Stop hook structural conflict (caller-side note)
This skill operates on an uncommitted working tree throughout: main thread Edit applies executor-suggested edits, the Step 3 iteration loop dispatches further Agent executors, and the caller is the one that eventually decides whether to commit. On Claude Code on the Web the auto-installed ~/.claude/stop-hook-git-check.sh fires on every Stop event between dispatches and feeds back Please commit and push…. Treat each fire as a spurious fire — record it, ignore the prose, and keep going until Step 5 emits the structured summary. Do not commit from inside this skill (and allowed-tools omits git commit so an attempt would fail anyway); commit policy lives with the caller (e.g. dev-workflow-triage's per-Finding flow). See dev-workflow-triage SKILL.md § Stop hook structural conflict for the canonical write-up.

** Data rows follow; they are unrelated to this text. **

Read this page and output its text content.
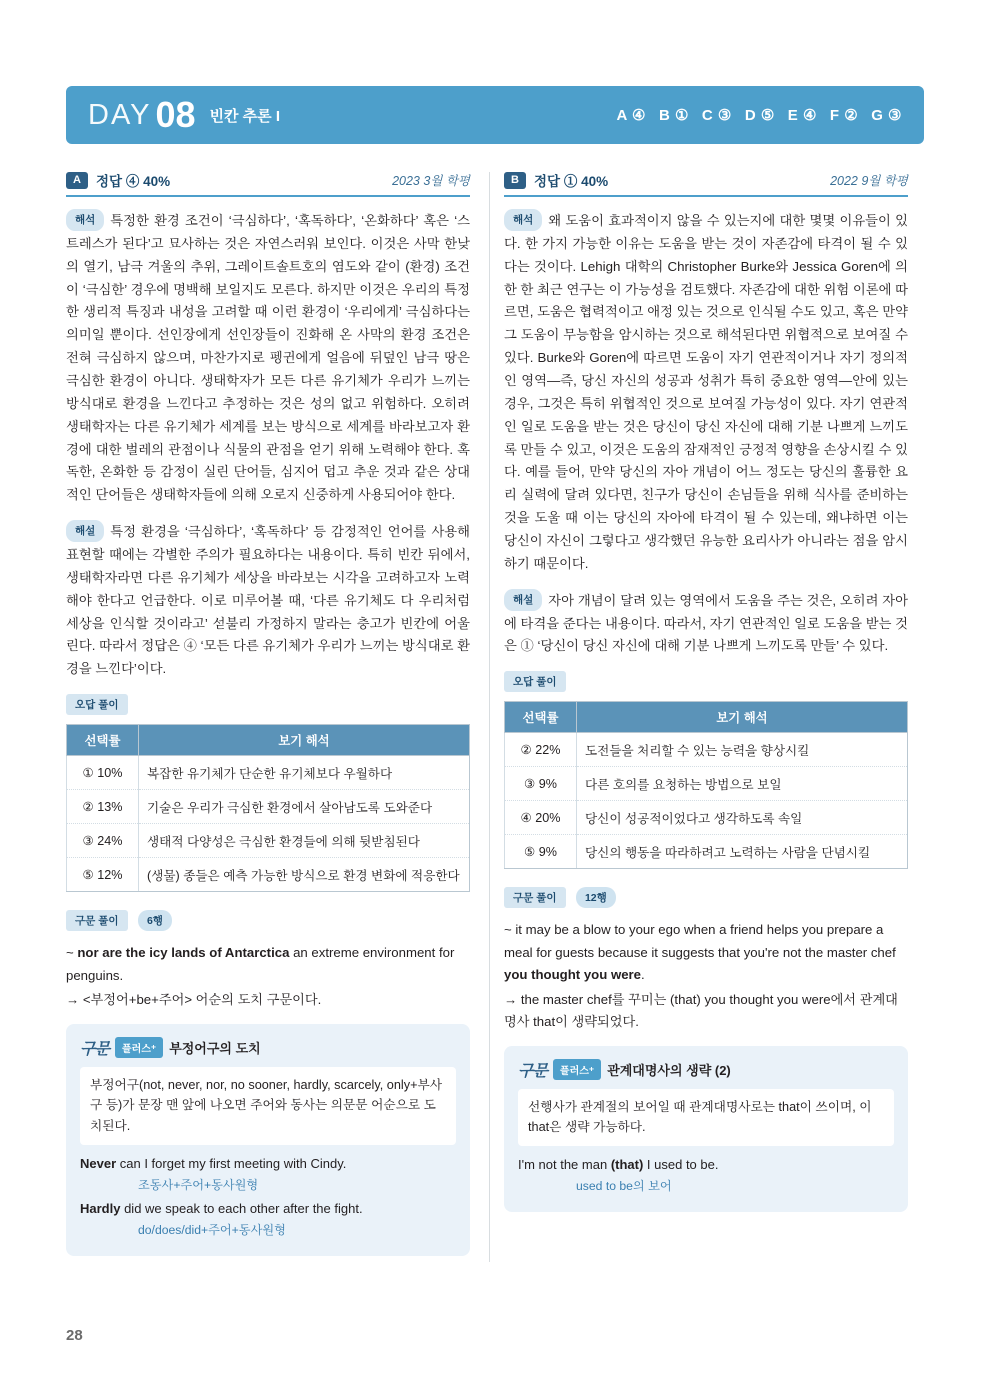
DAY 08 빈칸 추론 I	A ④ B ① C ③ D ⑤ E ④ F ② G ③
A	정답 ④ 40%	2023 3월 학평
해석 특정한 환경 조건이 ‘극심하다’, ‘혹독하다’, ‘온화하다’ 혹은 ‘스트레스가 된다’고 묘사하는 것은 자연스러워 보인다. 이것은 사막 한낮의 열기, 남극 겨울의 추위, 그레이트솔트호의 염도와 같이 (환경) 조건이 ‘극심한’ 경우에 명백해 보일지도 모른다. 하지만 이것은 우리의 특정한 생리적 특징과 내성을 고려할 때 이런 환경이 ‘우리에게’ 극심하다는 의미일 뿐이다. 선인장에게 선인장들이 진화해 온 사막의 환경 조건은 전혀 극심하지 않으며, 마찬가지로 펭귄에게 얼음에 뒤덮인 남극 땅은 극심한 환경이 아니다. 생태학자가 모든 다른 유기체가 우리가 느끼는 방식대로 환경을 느낀다고 추정하는 것은 성의 없고 위험하다. 오히려 생태학자는 다른 유기체가 세계를 보는 방식으로 세계를 바라보고자 환경에 대한 벌레의 관점이나 식물의 관점을 얻기 위해 노력해야 한다. 혹독한, 온화한 등 감정이 실린 단어들, 심지어 덥고 추운 것과 같은 상대적인 단어들은 생태학자들에 의해 오로지 신중하게 사용되어야 한다.
해설 특정 환경을 ‘극심하다’, ‘혹독하다’ 등 감정적인 언어를 사용해 표현할 때에는 각별한 주의가 필요하다는 내용이다. 특히 빈칸 뒤에서, 생태학자라면 다른 유기체가 세상을 바라보는 시각을 고려하고자 노력해야 한다고 언급한다. 이로 미루어볼 때, ‘다른 유기체도 다 우리처럼 세상을 인식할 것이라고’ 섣불리 가정하지 말라는 충고가 빈칸에 어울린다. 따라서 정답은 ④ ‘모든 다른 유기체가 우리가 느끼는 방식대로 환경을 느낀다’이다.
오답 풀이
선택률	보기 해석
① 10%	복잡한 유기체가 단순한 유기체보다 우월하다
② 13%	기술은 우리가 극심한 환경에서 살아남도록 도와준다
③ 24%	생태적 다양성은 극심한 환경들에 의해 뒷받침된다
⑤ 12%	(생물) 종들은 예측 가능한 방식으로 환경 변화에 적응한다
구문 풀이	6행
~ nor are the icy lands of Antarctica an extreme environment for penguins.
→ <부정어+be+주어> 어순의 도치 구문이다.
구문	플러스⁺	부정어구의 도치
부정어구(not, never, nor, no sooner, hardly, scarcely, only+부사구 등)가 문장 맨 앞에 나오면 주어와 동사는 의문문 어순으로 도치된다.
Never can I forget my first meeting with Cindy.
조동사+주어+동사원형
Hardly did we speak to each other after the fight.
do/does/did+주어+동사원형
B	정답 ① 40%	2022 9월 학평
해석 왜 도움이 효과적이지 않을 수 있는지에 대한 몇몇 이유들이 있다. 한 가지 가능한 이유는 도움을 받는 것이 자존감에 타격이 될 수 있다는 것이다. Lehigh 대학의 Christopher Burke와 Jessica Goren에 의한 한 최근 연구는 이 가능성을 검토했다. 자존감에 대한 위험 이론에 따르면, 도움은 협력적이고 애정 있는 것으로 인식될 수도 있고, 혹은 만약 그 도움이 무능함을 암시하는 것으로 해석된다면 위협적으로 보여질 수 있다. Burke와 Goren에 따르면 도움이 자기 연관적이거나 자기 정의적인 영역—즉, 당신 자신의 성공과 성취가 특히 중요한 영역—안에 있는 경우, 그것은 특히 위협적인 것으로 보여질 가능성이 있다. 자기 연관적인 일로 도움을 받는 것은 당신이 당신 자신에 대해 기분 나쁘게 느끼도록 만들 수 있고, 이것은 도움의 잠재적인 긍정적 영향을 손상시킬 수 있다. 예를 들어, 만약 당신의 자아 개념이 어느 정도는 당신의 훌륭한 요리 실력에 달려 있다면, 친구가 당신이 손님들을 위해 식사를 준비하는 것을 도울 때 이는 당신의 자아에 타격이 될 수 있는데, 왜냐하면 이는 당신이 자신이 그렇다고 생각했던 유능한 요리사가 아니라는 점을 암시하기 때문이다.
해설 자아 개념이 달려 있는 영역에서 도움을 주는 것은, 오히려 자아에 타격을 준다는 내용이다. 따라서, 자기 연관적인 일로 도움을 받는 것은 ① ‘당신이 당신 자신에 대해 기분 나쁘게 느끼도록 만들’ 수 있다.
오답 풀이
선택률	보기 해석
② 22%	도전들을 처리할 수 있는 능력을 향상시킬
③ 9%	다른 호의를 요청하는 방법으로 보일
④ 20%	당신이 성공적이었다고 생각하도록 속일
⑤ 9%	당신의 행동을 따라하려고 노력하는 사람을 단념시킬
구문 풀이	12행
~ it may be a blow to your ego when a friend helps you prepare a meal for guests because it suggests that you're not the master chef you thought you were.
→ the master chef를 꾸미는 (that) you thought you were에서 관계대명사 that이 생략되었다.
구문	플러스⁺	관계대명사의 생략 (2)
선행사가 관계절의 보어일 때 관계대명사로는 that이 쓰이며, 이 that은 생략 가능하다.
I'm not the man (that) I used to be.
used to be의 보어
28
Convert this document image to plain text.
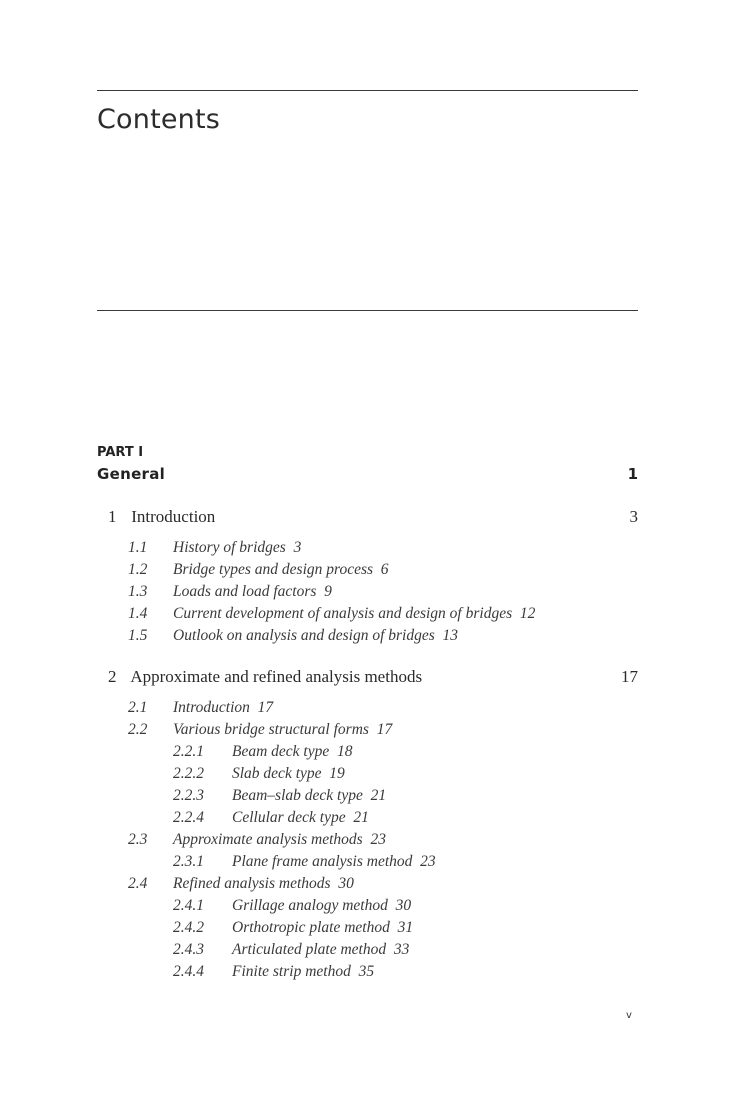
Contents
PART I
General	1
1 Introduction	3
1.1 History of bridges 3
1.2 Bridge types and design process 6
1.3 Loads and load factors 9
1.4 Current development of analysis and design of bridges 12
1.5 Outlook on analysis and design of bridges 13
2 Approximate and refined analysis methods	17
2.1 Introduction 17
2.2 Various bridge structural forms 17
2.2.1 Beam deck type 18
2.2.2 Slab deck type 19
2.2.3 Beam–slab deck type 21
2.2.4 Cellular deck type 21
2.3 Approximate analysis methods 23
2.3.1 Plane frame analysis method 23
2.4 Refined analysis methods 30
2.4.1 Grillage analogy method 30
2.4.2 Orthotropic plate method 31
2.4.3 Articulated plate method 33
2.4.4 Finite strip method 35
v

In auto-derive mode the per-skill loop dispatches an Agent for each skill (and again per iteration), so the multiplier on hook-fire count is N skills × iter rather than the single dispatch loop of explicit-args mode. Same disposition (record and continue), but the higher fire count is normal for this mode.

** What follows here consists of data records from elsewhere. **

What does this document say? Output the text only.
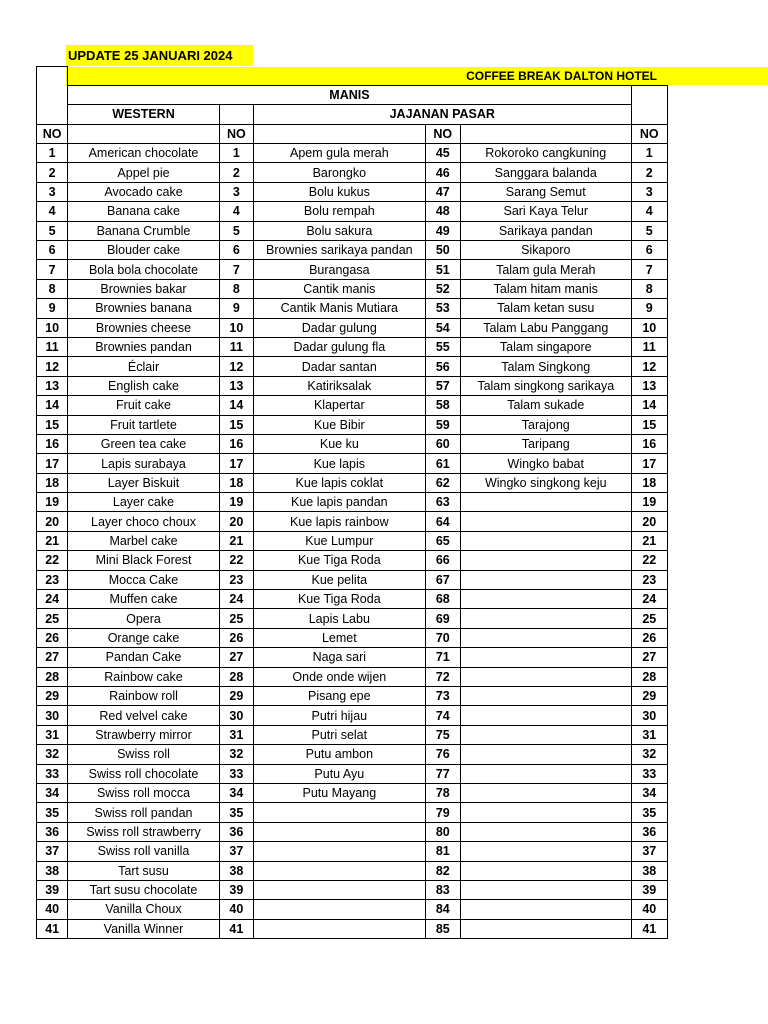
UPDATE 25 JANUARI 2024
COFFEE BREAK DALTON HOTEL

	MANIS					
	WESTERN		JAJANAN PASAR			
NO		NO		NO		NO
1	American chocolate	1	Apem gula merah	45	Rokoroko cangkuning	1
2	Appel pie	2	Barongko	46	Sanggara balanda	2
3	Avocado cake	3	Bolu kukus	47	Sarang Semut	3
4	Banana cake	4	Bolu rempah	48	Sari Kaya Telur	4
5	Banana Crumble	5	Bolu sakura	49	Sarikaya pandan	5
6	Blouder cake	6	Brownies sarikaya pandan	50	Sikaporo	6
7	Bola bola chocolate	7	Burangasa	51	Talam gula Merah	7
8	Brownies bakar	8	Cantik manis	52	Talam hitam manis	8
9	Brownies banana	9	Cantik Manis Mutiara	53	Talam ketan susu	9
10	Brownies cheese	10	Dadar gulung	54	Talam Labu Panggang	10
11	Brownies pandan	11	Dadar gulung fla	55	Talam singapore	11
12	Éclair	12	Dadar santan	56	Talam Singkong	12
13	English cake	13	Katiriksalak	57	Talam singkong sarikaya	13
14	Fruit cake	14	Klapertar	58	Talam sukade	14
15	Fruit tartlete	15	Kue Bibir	59	Tarajong	15
16	Green tea cake	16	Kue ku	60	Taripang	16
17	Lapis surabaya	17	Kue lapis	61	Wingko babat	17
18	Layer Biskuit	18	Kue lapis coklat	62	Wingko singkong keju	18
19	Layer cake	19	Kue lapis pandan	63		19
20	Layer choco choux	20	Kue lapis rainbow	64		20
21	Marbel cake	21	Kue Lumpur	65		21
22	Mini Black Forest	22	Kue Tiga Roda	66		22
23	Mocca Cake	23	Kue pelita	67		23
24	Muffen cake	24	Kue Tiga Roda	68		24
25	Opera	25	Lapis Labu	69		25
26	Orange cake	26	Lemet	70		26
27	Pandan Cake	27	Naga sari	71		27
28	Rainbow cake	28	Onde onde wijen	72		28
29	Rainbow roll	29	Pisang epe	73		29
30	Red velvel cake	30	Putri hijau	74		30
31	Strawberry mirror	31	Putri selat	75		31
32	Swiss roll	32	Putu ambon	76		32
33	Swiss roll chocolate	33	Putu Ayu	77		33
34	Swiss roll mocca	34	Putu Mayang	78		34
35	Swiss roll pandan	35		79		35
36	Swiss roll strawberry	36		80		36
37	Swiss roll vanilla	37		81		37
38	Tart susu	38		82		38
39	Tart susu chocolate	39		83		39
40	Vanilla Choux	40		84		40
41	Vanilla Winner	41		85		41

Outer review loop interaction (caller-side note)
When invoked from dev-workflow-triage's § Apply accepted Findings (D) per-Finding review subagent's outer loop at outer iter ≥ 2, the cumulative diff against Base ref = HEAD may include sibling-review polish edits (from Skill(skill-review) / Skill(publicity-review)) unrelated to the original Finding's Description / Suggested fix direction. The bias-free executor may judge those polish lines as "regression" and emit unresolved more frequently than it would in iter 1 — this is the expected disposition under outer-loop wrapping, not a verify-diff bug.

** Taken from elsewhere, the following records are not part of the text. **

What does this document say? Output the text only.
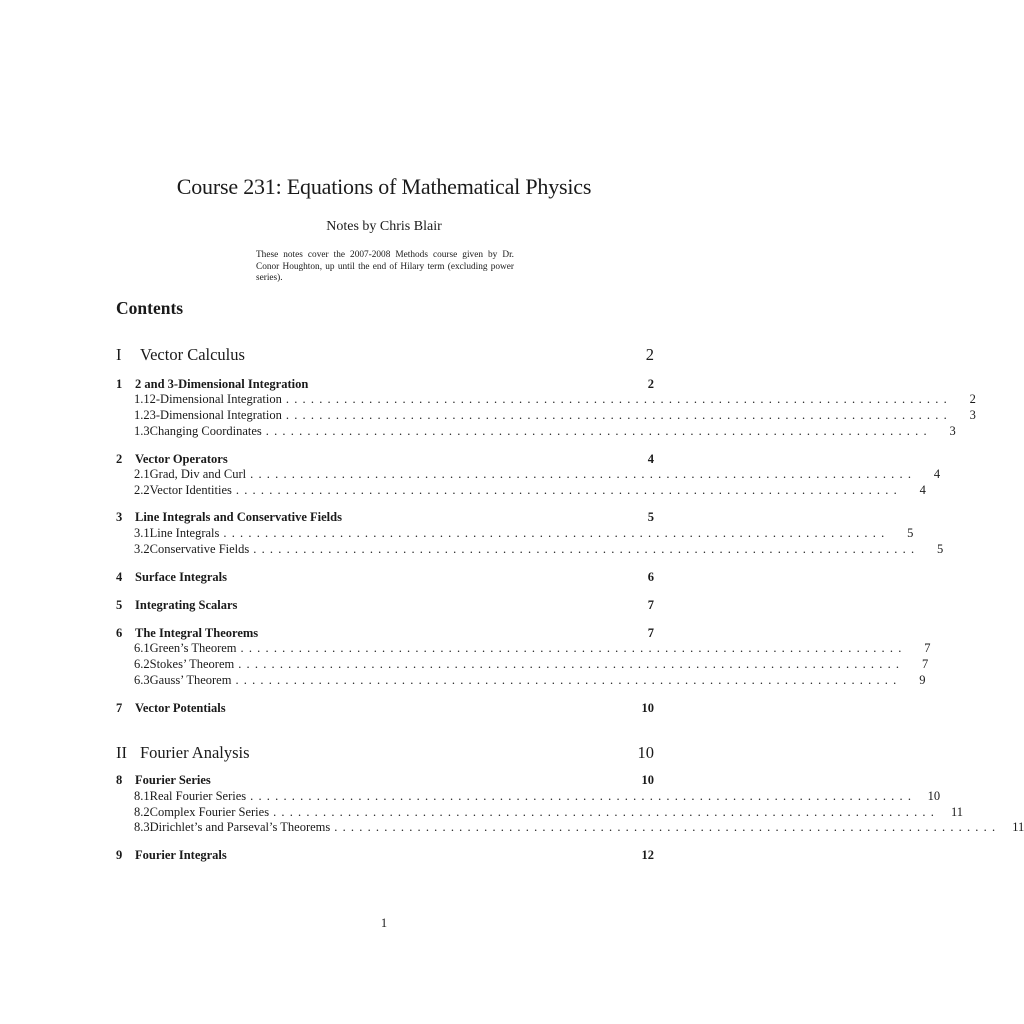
Course 231: Equations of Mathematical Physics
Notes by Chris Blair
These notes cover the 2007-2008 Methods course given by Dr. Conor Houghton, up until the end of Hilary term (excluding power series).
Contents
I	Vector Calculus	2
1	2 and 3-Dimensional Integration	2
1.1 2-Dimensional Integration ................................................................................	2
1.2 3-Dimensional Integration ................................................................................	3
1.3 Changing Coordinates ................................................................................	3
2	Vector Operators	4
2.1 Grad, Div and Curl ................................................................................	4
2.2 Vector Identities ................................................................................	4
3	Line Integrals and Conservative Fields	5
3.1 Line Integrals ................................................................................	5
3.2 Conservative Fields ................................................................................	5
4	Surface Integrals	6
5	Integrating Scalars	7
6	The Integral Theorems	7
6.1 Green’s Theorem ................................................................................	7
6.2 Stokes’ Theorem ................................................................................	7
6.3 Gauss’ Theorem ................................................................................	9
7	Vector Potentials	10
II Fourier Analysis	10
8	Fourier Series	10
8.1 Real Fourier Series ................................................................................ 10
8.2 Complex Fourier Series ................................................................................ 11
8.3 Dirichlet’s and Parseval’s Theorems ................................................................................ 11
9	Fourier Integrals	12
1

Caller-side handling: under the (D) design verify-diff is invoked via Skill(verify-diff) from inside the dispatched per-Finding subagent, not directly from the orchestrator main thread. The subagent treats unresolved as a non-fatal warning and proceeds to skill-review; the outer loop's early-exit may absorb the noise once all three callees stop applying edits. The rationale for Base ref = HEAD across outer iters: no commit happens until (g), so each callee sees the cumulative working-tree state including prior outer iter's edits. See dev-workflow-triage SKILL.md § Apply accepted Findings (D) for the canonical (D) write-up.
Related
prompt-tuning — iterative empirical evaluation of a whole prompt against multi-scenario requirement checklists. Shares the anti-self-review philosophy (dispatch a fresh executor; never self-review) but operates at prompt-quality granularity, while verify-diff operates on a single diff with a single objective. verify-diff automates prompt-tuning's human-in-the-loop by having the executor emit suggested_edits from its unclear-points report. The auto-derive mode reuses the same intent-inference pattern from prompt-tuning and re-specializes it for diff-verification granularity.